The destination for our most recent weekend getaway was Santiago, Chile – our first time in the country. After coughing up a ridiculous sum of money for a visa (thank you Australian Government for the reciprocity fee…) we headed into the city. Here are some highlights from the weekend.
Pablo Neruda’s house is fascinating for its quirky creativity and links to the sea. It was built in the 50s for his secret mistress and contains a number of remarkable artworks, photos and knick-knacks. My favourite room was the “summer bar”, and I am now of the belief that every house should have a summer bar.
Wandering through Bellavista barrio
Most famous for its nightlife, we actually wandered through here during the day and saw lots of cute little shops, restaurants, bars and street art. La Chascona is located in this barrio.
Cerro Santa Lucia
You can escape the hustle and bustle of big city life in Cerro Santa Lucia, a small hill surrounded by lovely gardens. The area also houses a fortress from the 19th century. There is a great view of the city and the peaks of the Andes in the distance (mind the smog hanging over the city).
Museo de la Memoria y los Derechos Humanos
This carefully put-together museum recognises the thousands of people who were killed or disappeared during the brutal rule of General Augusto Pinochet. It is located in a contemporary building in Barrio Brasil. It’s a heart-wrenching place but crucial for anyone trying to understand that period in Chile’s history.
Centro Cultural Palacio de la Moneda
This underground cultural centre hosts a variety of exhibitions and art displays and apparently mixes them up quite regularly. We saw an Ancient Egypt exhibition. Bonus: it’s free between 9am and 12pm Monday to Friday.

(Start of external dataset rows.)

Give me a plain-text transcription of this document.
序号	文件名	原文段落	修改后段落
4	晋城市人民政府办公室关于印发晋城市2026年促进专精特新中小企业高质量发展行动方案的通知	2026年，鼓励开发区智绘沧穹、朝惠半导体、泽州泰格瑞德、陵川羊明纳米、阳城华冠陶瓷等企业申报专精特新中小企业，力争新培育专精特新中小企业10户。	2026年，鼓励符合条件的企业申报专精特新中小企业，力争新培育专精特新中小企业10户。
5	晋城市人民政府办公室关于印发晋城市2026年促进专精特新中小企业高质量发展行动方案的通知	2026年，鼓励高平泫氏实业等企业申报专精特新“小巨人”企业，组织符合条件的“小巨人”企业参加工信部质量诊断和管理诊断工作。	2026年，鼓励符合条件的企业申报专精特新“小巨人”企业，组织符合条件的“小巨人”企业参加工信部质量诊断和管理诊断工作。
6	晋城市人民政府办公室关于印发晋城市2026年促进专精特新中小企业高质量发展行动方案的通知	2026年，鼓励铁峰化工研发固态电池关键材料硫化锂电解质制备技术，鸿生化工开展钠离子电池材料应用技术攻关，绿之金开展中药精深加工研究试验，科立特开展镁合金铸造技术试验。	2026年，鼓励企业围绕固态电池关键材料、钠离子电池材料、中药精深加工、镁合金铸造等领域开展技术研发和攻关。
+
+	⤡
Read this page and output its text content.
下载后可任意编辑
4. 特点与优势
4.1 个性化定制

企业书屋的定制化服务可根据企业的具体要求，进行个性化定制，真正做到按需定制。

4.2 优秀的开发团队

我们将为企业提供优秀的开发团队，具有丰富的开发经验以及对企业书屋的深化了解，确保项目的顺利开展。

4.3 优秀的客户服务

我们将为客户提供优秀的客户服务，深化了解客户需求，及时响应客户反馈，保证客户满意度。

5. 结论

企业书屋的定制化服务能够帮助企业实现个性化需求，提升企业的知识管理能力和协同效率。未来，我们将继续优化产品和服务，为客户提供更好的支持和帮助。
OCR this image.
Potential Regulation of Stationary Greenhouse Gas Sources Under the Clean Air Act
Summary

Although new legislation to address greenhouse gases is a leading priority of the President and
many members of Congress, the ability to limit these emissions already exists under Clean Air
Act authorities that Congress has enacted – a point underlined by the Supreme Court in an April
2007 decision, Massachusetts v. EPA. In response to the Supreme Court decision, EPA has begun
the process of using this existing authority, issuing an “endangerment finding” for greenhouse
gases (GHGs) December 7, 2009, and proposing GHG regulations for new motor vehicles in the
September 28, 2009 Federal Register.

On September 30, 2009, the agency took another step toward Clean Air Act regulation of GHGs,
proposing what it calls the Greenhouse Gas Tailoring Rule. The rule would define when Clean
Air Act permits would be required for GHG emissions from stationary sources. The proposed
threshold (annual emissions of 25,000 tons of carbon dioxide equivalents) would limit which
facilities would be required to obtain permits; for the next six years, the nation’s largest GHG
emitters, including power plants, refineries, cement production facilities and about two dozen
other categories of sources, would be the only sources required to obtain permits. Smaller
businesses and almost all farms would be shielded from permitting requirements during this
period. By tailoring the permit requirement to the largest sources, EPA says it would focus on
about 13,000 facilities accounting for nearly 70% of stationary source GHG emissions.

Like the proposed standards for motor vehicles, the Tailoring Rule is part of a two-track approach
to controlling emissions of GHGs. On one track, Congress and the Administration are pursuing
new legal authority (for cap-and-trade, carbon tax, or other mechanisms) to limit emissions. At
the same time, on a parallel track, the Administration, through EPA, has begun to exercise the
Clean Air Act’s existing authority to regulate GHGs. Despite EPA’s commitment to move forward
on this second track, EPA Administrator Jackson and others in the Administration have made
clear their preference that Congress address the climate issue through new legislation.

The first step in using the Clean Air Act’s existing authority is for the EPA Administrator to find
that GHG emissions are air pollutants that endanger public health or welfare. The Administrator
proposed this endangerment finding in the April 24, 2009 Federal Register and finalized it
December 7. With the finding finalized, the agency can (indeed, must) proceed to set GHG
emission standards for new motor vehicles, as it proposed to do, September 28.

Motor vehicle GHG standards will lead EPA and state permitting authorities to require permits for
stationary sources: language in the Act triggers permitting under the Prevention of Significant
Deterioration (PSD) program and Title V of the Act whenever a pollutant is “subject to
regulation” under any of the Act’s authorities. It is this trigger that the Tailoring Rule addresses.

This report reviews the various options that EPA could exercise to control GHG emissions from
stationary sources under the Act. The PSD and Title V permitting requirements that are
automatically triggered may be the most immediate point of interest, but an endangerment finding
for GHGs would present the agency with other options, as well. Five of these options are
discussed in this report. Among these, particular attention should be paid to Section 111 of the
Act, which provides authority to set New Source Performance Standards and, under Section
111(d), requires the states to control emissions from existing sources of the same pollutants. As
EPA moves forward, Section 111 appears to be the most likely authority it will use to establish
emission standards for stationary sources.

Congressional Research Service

Museo Nacional de Bellas Artes
Visiting this museum wasn’t on my original plan, but on our way to somewhere else we walked past it and couldn’t help but go inside to see more of the beautiful building. There was an intriguing display in the main foyer of the museum that was very popular with the selfie-takers.
Pisco Sour and wine tasting
I know there are arguments between Peru and Chile about which country invented the Pisco Sour. I’m certainly not going to insert myself into that discussion, but I am going to drink the cocktail, which has become a firm favourite of mine since moving to South America. A great place to try them is at Republica Independente del Pisco, but do be prepared to be overwhelmed by the choices on offer.
Local wines were also on the cards, and my husband and I each had a tasting flight (three glasses each) at Bocanariz. Delish.
Chilean cooking class
Learning to cook the food of whichever country you’re in is always an interesting way to understand the culture and people. Chile apparently doesn’t have the most amazing reputation for food, but we ate a lot of great dishes over the weekend, and also learned how to prepare a few classics including empanadas, sopapillas con pebre, ceviche, leche asada and, of course, pisco sours, with Uncorked (which also runs wine tours).
Have you ever been to Santiago? What are your favourite things to do there?